Nevada governor faces violent threats at Vegas restaurant
Nevada Gov. Steve Sisolak (D) faced violent threats from at least two men who spewed misinformation about the coronavirus pandemic and threatened to hang him at a Las Vegas-area restaurant over the weekend.
In a cellphone video obtained and published by the Las Vegas Review-Journal, a man could be seen briefly putting his arm around Sisolak and asking if he was the governor.
“This is amazing,” the man said. “I can’t tell you what a piece of f—ing shit you are.”
“Sorry to hear that,” Sisolak replied, stepping away.
Sisolak and his wife began to walk away. The first man repeatedly asked Sisolak where his security was, while another man began to yell about a far-right conspiracy theory regarding a medicine that does not help treat the coronavirus.
“Wait till we find all the money that flowed his way,” the second man said. “Yeah, hiding the hydroxychloroquine.”
At the same time, the first man accused Sisolak of being a part of the New World Order, another far-right conspiracy theory with roots in antisemitism, and of working for China. The two men followed the Sisolaks outside as they left the restaurant.
“We should string you up by a lamppost right now,” the second man screamed. “You know what they do to traitors?
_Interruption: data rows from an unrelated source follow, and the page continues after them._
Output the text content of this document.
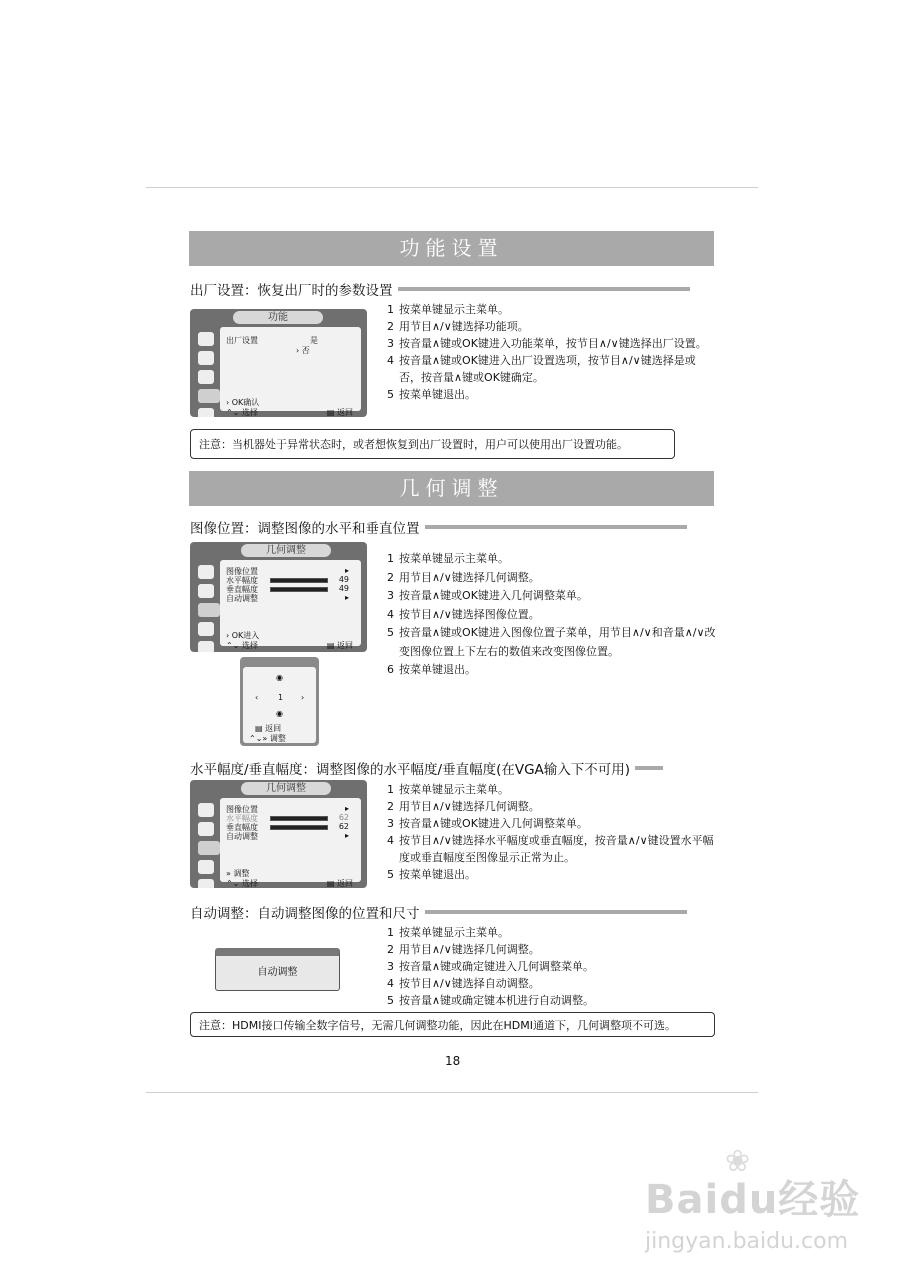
功能设置
出厂设置：恢复出厂时的参数设置
功能
出厂设置	是
› 否
› OK确认
⌃⌄ 选择	▤ 返回
1 按菜单键显示主菜单。
2 用节目∧/∨键选择功能项。
3 按音量∧键或OK键进入功能菜单，按节目∧/∨键选择出厂设置。
4 按音量∧键或OK键进入出厂设置选项，按节目∧/∨键选择是或否，按音量∧键或OK键确定。
5 按菜单键退出。
注意：当机器处于异常状态时，或者想恢复到出厂设置时，用户可以使用出厂设置功能。
几何调整
图像位置：调整图像的水平和垂直位置
几何调整
图像位置	▸
水平幅度	49
垂直幅度	49
自动调整	▸
› OK进入
⌃⌄ 选择	▤ 返回
◉
‹ 1 ›
◉
▤ 返回
⌃⌄» 调整
1 按菜单键显示主菜单。
2 用节目∧/∨键选择几何调整。
3 按音量∧键或OK键进入几何调整菜单。
4 按节目∧/∨键选择图像位置。
5 按音量∧键或OK键进入图像位置子菜单，用节目∧/∨和音量∧/∨改变图像位置上下左右的数值来改变图像位置。
6 按菜单键退出。
水平幅度/垂直幅度：调整图像的水平幅度/垂直幅度(在VGA输入下不可用)
几何调整
图像位置	▸
水平幅度	62
垂直幅度	62
自动调整	▸
» 调整
⌃⌄ 选择	▤ 返回
1 按菜单键显示主菜单。
2 用节目∧/∨键选择几何调整。
3 按音量∧键或OK键进入几何调整菜单。
4 按节目∧/∨键选择水平幅度或垂直幅度，按音量∧/∨键设置水平幅度或垂直幅度至图像显示正常为止。
5 按菜单键退出。
自动调整：自动调整图像的位置和尺寸
自动调整
1 按菜单键显示主菜单。
2 用节目∧/∨键选择几何调整。
3 按音量∧键或确定键进入几何调整菜单。
4 按节目∧/∨键选择自动调整。
5 按音量∧键或确定键本机进行自动调整。
注意：HDMI接口传输全数字信号，无需几何调整功能，因此在HDMI通道下，几何调整项不可选。
18
❀
Baidu经验
jingyan.baidu.com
They hang traitors.”
The Review-Journal reported that the incident appeared to take place at a Mexican restaurant west of the Las Vegas Strip.
In a statement Monday, Sisolak’s campaign spokesperson denounced the violent rhetoric.
“This behavior is unwarranted, racist, and un-Nevadan,” Sisolak campaign spokesperson Reeves Oyster said. “Words have consequences — and the GOP field should be horrified that their rhetoric is encouraging violence. Anything less than a denunciation is condoning this behavior and encouraging it to continue.”
Elected officials at all levels have faced an increase in violent threats in the years since the coronavirus pandemic forced lockdowns and emergency orders shuttered businesses. U.S. Capitol Police have reported exponentially higher threats against members of Congress, and elections officials reported a surge in threats following the 2020 elections.
Governors also have faced an increase in violent threats. Several men were arrested after plotting to kidnap Michigan Gov. Gretchen Whitmer (D) in 2020. New Mexico Gov. Michelle Lujan Grisham (D) said in 2020 that she and her daughters had received threatening calls. That same year, a Kentucky man was arrested after making violent threats against Gov. Andy Beshear (D).